Bakuman vol. 20 – Tsugumi Ohba

3 out of 5

It couldn’t have ended any other way. It’s a very satisfying ending, and hits all the beats you’d hope for it to, but that inevitability makes it a rather done deal once you’re rounding the corner. Ohba tries to cleverly “cheat” that by inputting the last couple pages of Reversi into it – giving us a shonen manga conclusion in the middle of our comedy drama manga conclusion – but still, there’s a slight going-through-the-motions feel to this last tankobon.

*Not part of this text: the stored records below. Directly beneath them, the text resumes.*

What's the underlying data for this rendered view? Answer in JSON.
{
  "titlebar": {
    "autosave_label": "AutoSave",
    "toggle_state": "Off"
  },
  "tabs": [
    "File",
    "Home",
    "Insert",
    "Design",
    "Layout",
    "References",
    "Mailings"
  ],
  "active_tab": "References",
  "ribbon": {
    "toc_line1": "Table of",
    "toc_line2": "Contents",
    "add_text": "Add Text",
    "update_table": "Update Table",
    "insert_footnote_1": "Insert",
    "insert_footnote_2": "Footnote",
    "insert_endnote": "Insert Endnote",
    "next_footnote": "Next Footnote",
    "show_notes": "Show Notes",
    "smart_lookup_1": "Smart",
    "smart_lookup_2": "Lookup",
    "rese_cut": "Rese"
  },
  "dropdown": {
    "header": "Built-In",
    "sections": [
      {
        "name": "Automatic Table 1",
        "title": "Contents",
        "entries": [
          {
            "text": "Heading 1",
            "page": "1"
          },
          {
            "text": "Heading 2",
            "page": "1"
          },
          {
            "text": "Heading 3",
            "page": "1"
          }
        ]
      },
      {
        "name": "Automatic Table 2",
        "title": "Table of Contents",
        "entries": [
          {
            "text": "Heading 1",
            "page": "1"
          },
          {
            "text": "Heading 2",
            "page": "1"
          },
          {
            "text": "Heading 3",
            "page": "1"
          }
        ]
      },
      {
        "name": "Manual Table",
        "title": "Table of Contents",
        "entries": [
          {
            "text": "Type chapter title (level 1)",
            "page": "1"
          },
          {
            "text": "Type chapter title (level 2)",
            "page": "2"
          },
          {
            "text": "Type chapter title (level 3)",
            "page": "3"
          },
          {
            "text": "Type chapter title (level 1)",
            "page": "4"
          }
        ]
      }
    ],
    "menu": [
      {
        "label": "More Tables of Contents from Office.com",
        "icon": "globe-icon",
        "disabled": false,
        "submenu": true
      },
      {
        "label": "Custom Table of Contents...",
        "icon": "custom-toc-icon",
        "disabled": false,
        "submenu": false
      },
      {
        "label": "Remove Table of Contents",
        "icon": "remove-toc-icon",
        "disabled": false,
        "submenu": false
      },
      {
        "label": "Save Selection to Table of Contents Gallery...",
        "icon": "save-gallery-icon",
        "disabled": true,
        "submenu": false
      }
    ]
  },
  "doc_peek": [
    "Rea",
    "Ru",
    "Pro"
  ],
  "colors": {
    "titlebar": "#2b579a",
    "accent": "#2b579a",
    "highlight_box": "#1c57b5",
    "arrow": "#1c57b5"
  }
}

And the rating would / should be higher, except I can’t help but to reflect on how little some of the side character subplots actually mattered in the long run, as well as how much stronger Bakuman could’ve been, on the whole, but spending more time with Azuki. We end up feeling a lot more for Kaya throughout, simply because she’s actually present; while it was great to see Miho get some agency in these final chapters (I mean, the whole thing is very feel good, for everyone), it just underlined that we don’t really know much about her, or what she’s been through. Storywise, Ohba tries to address this to a degree by making her finally earned union with Mashiro be rather uncomfortable (and he’s sort of sidestepped it throughout the series by continually having people say the two are a lot alike – meaning we can assume Miho’s experiences and emotions mimic Mashiro’s…), but it’s all a little weird in that we’ve been so focused on book sales and plotting for chapters on end, and now suddenly here’s Miho, and it’s almost like she’s a new character.

So, really, while the final book essentially gives us everything we could want, the series was at its strongest when dealing with publishing minutiae, and stumbled when trying to do anything too heavy with its characters. As volume 20 draws the former stuff to a close, we’re only left with the latter, and at a point where we can pretty much predict how it’s all going to turn out. As I started, though, there was really no other way to end things, and I won’t lie – I got some big smiles on my face when things were falling into place, just as you might in a successful romcom in which the stars finally align for our leads. That’s the feeling. There’s no surprise to it – and more critically, it makes one wish for a tighter version of this with more even focus on those characters – but it’s also undeniably satisfying.